Applications of ToF-SIMS

  • Trace metal detection

Detecting and quantifying trace metals in the semiconductor industry is a critical analytical function. Since ToF-SIMS has isotope sensitivity, the technique can see elements, including light ones. Also, it has high mass accuracy, resolution, and a strong signal-to-noise ratio that facilitate its sensitivity to metal traces. To discover more about the analytical methods for determining trace elements, visit this website:  

  • Organic contaminants

Obtaining data on organic contaminants is vital in many industries. TOF-SIMS analysis provides details on the organic and inorganic data of your sample. You’ll be able to decide how to prevent contamination with that data.

  • Defect analysis of paint

Paints are essential for decorations and stability. However, factors such as glass, metal, polymers, etc., can ruin the paint. That could be due to the various metals used for coating and reshaping after layer. The elements cause crater formation and adhesion problems.
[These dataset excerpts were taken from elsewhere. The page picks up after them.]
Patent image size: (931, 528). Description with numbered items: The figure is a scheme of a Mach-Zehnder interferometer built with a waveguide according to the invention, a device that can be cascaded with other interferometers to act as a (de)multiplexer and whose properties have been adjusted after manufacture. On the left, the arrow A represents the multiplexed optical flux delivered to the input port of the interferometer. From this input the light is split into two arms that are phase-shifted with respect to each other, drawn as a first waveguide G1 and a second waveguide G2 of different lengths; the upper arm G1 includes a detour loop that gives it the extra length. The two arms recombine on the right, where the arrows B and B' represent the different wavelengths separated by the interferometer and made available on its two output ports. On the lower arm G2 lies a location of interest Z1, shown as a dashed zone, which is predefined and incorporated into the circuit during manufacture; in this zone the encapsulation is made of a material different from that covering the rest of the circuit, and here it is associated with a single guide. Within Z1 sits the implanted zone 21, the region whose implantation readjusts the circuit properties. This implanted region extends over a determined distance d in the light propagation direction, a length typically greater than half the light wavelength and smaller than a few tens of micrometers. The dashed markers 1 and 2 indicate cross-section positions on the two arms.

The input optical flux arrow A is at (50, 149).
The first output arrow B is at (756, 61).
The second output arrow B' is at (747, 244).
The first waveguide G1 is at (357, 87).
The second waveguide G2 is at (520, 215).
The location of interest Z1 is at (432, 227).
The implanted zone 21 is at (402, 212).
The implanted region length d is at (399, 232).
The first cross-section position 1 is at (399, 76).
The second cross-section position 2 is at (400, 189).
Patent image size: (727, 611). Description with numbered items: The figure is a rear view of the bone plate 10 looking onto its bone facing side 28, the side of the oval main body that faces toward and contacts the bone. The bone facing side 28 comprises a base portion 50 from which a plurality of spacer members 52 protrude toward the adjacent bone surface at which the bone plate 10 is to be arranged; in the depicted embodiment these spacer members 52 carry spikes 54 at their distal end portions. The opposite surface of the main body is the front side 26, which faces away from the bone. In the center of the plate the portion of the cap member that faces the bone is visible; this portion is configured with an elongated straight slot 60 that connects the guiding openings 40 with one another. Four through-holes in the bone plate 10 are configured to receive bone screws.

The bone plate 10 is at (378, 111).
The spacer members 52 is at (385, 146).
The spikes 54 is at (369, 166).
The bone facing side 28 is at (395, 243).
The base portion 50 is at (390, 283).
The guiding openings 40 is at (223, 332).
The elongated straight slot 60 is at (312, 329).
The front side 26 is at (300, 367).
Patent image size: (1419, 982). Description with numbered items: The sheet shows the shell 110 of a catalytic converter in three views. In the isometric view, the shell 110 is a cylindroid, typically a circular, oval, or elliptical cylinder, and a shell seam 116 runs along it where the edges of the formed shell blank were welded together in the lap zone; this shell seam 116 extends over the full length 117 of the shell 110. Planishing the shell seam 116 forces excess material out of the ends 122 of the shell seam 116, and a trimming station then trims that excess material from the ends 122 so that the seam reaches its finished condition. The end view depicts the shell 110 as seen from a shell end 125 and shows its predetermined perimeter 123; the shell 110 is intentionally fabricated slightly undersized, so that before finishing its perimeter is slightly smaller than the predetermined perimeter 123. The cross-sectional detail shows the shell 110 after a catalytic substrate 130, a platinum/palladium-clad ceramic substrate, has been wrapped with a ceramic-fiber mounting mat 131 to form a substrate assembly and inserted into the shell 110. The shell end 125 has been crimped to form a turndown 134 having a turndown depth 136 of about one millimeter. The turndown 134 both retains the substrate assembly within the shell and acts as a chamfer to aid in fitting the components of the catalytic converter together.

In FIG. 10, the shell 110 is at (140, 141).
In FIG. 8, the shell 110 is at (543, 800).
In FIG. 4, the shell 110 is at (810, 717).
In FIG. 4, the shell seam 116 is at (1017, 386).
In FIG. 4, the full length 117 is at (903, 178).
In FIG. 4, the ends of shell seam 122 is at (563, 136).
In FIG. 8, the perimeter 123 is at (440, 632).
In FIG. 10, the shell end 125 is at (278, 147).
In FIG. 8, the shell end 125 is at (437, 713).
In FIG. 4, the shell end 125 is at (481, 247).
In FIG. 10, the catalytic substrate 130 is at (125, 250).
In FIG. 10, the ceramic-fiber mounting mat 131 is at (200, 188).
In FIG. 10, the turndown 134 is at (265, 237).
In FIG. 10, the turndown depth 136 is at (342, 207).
ToF-SIMS analysis is an effective way to analyze the defects to know how to prevent them.

  • Electronics and semiconductor technology

The various materials and complex manufacturing methods are why analyzing semiconductors, and electronic components are complicated. However, ToF-SIMS analysis has helped detect contaminants, aging of semiconductor structures, characterization of raw materials, and more.

  • Automotive industry

Vehicles use metals, plastics, electronics, and other components. ToF-SIMS analysis helps address issues such as failure of servomotors, corrosion processes, adhesion problems of the adhesive bond, and deposits on parts of the injection system. Also, ToF-SIMS analysis helps analyze lubricants, metallic coatings’ structure, and plastics’ composition.


 ToF-SIMS analysis  is an ideal opportunity to address current and future analytical issues effectively. However, before investing in it, you’ll need to know how it works. The above information will help you understand how ToF-SIMS works and provide other helpful insight.